Premier épisode de la mythique série de TRPG à arriver sous nos latitudes. Pour vous péter les dents.

Il faut bien une première fois...


Au Japon, il se nomme Fire Emblem: Rekka no Ken, que l'on pourrait traduire en anglais comme "The Blazing Sword". En Occident, le jeu sort simplement sous le nom de Fire Emblem... tout simplement parce qu'il est le premier épisode à montrer le bout de ses pixels en dehors du Japon !

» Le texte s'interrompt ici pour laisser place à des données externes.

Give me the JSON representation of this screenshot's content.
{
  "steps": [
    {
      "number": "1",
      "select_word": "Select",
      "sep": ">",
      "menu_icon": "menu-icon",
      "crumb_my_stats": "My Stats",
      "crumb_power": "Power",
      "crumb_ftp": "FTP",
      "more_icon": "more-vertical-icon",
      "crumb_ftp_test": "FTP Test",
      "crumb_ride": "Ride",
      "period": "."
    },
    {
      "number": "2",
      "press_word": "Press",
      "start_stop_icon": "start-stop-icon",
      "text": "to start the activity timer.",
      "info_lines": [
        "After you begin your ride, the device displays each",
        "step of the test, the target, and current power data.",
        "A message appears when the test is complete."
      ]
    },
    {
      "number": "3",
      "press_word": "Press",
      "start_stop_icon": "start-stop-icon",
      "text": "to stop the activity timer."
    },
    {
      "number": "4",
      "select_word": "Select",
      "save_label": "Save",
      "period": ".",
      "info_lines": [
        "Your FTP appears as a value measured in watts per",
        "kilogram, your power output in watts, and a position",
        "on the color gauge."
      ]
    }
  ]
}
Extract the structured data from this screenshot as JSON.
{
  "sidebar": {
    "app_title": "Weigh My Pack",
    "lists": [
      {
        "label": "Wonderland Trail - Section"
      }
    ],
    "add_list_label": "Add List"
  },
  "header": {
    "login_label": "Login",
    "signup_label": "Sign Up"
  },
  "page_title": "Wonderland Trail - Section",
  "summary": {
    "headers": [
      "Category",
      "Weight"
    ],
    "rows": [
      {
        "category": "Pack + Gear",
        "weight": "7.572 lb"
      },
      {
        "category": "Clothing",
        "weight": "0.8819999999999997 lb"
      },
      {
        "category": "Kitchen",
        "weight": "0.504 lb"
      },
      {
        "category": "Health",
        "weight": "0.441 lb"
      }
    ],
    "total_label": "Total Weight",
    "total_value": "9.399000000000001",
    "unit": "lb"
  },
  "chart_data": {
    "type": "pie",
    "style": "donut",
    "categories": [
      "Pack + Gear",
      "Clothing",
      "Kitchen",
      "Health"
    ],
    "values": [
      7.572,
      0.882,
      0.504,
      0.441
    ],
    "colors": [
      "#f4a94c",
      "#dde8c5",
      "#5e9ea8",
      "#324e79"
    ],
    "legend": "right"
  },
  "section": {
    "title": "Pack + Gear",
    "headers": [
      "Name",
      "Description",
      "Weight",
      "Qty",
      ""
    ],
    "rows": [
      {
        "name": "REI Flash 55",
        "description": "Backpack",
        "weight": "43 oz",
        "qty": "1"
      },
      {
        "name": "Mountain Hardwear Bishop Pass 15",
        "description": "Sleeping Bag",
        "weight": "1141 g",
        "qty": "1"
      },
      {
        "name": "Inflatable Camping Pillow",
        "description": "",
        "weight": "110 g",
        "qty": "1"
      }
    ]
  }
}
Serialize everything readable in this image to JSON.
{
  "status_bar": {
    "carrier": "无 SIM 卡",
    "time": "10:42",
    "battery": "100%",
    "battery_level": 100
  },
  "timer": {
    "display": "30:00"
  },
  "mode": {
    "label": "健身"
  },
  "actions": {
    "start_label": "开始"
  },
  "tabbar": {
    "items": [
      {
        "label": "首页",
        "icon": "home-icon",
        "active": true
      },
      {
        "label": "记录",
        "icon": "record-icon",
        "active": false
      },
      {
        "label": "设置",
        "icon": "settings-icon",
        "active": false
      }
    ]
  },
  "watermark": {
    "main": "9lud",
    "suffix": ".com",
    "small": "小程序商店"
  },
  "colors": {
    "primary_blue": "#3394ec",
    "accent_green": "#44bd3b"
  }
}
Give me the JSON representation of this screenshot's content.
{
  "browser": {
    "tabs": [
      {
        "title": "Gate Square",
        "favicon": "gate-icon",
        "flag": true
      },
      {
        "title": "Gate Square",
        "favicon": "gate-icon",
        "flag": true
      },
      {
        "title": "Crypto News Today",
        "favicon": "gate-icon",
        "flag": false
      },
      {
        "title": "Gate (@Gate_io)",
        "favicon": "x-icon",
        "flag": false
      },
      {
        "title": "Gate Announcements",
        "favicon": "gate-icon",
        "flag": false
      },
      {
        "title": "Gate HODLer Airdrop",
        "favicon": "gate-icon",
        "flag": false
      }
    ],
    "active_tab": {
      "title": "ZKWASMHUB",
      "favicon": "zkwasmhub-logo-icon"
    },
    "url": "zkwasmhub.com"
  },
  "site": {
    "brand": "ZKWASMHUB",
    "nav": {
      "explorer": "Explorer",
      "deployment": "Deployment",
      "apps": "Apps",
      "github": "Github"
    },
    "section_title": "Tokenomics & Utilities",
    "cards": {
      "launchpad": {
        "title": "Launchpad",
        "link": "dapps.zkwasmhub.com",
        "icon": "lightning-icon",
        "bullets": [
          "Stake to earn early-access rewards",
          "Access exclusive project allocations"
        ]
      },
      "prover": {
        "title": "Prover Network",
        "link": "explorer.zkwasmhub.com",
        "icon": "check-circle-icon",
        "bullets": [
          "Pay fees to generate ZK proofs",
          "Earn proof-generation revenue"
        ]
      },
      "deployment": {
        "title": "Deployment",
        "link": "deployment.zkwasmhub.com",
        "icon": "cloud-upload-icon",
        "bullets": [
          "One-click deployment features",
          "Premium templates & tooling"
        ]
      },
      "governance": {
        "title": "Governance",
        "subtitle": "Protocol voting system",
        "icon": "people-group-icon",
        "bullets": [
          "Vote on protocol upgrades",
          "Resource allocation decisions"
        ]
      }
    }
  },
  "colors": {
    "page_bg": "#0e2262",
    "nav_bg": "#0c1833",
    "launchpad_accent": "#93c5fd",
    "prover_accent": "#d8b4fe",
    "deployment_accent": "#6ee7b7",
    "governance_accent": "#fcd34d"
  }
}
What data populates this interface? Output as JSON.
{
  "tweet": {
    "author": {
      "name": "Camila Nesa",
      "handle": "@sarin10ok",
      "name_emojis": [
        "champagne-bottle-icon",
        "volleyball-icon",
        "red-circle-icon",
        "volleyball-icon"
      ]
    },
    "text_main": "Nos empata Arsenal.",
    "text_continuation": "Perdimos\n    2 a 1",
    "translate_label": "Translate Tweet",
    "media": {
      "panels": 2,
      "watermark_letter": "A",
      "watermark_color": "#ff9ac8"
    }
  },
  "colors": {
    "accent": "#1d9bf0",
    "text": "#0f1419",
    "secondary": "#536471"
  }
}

L'occasion d'en profiter dans une traduction intégrale en français. Un chouette événement à marquer d'une pierre blanche, les épisodes suivants de la série seront alors disponibles pour nous autres petits Occidentaux qui ne comprenons pas le japonais.


De quoi se frotter à une série monstre du tactical RPG dont la difficulté est légendaire.

Une difficulté progressive...


Ce Fire Emblem est idéal pour découvrir la série, car le premier tiers du jeu (les dix premiers chapitres, qui en compte trente) est une sorte de didacticiel de six heures... mais un didacticiel pas chiant, bien au contraire.

Vous incarnez Lyn, une jeune fille de la Plaine Sacae qui vient de perdre ses parents... et qui se trouve être une princesse. Classique, oui, comme tout le reste du scénario. Ce n'est pas pour autant que l'on va s'ennuyer. Car malgré le petit écran de la Game Boy Advance, l'aventure contée est grandiose.


Chaque chapitre nous balance dans des combats de plus en plus complexes, nous décrivant les ficelles qui servent au jeu. La loi des armes : l'épée est plus forte que la hache, et la lance est plus forte que l'épée. Il faut donc bien choisir ses combattants et ses armes. On peut également parler du terrain, où les forêts améliorent l'esquive.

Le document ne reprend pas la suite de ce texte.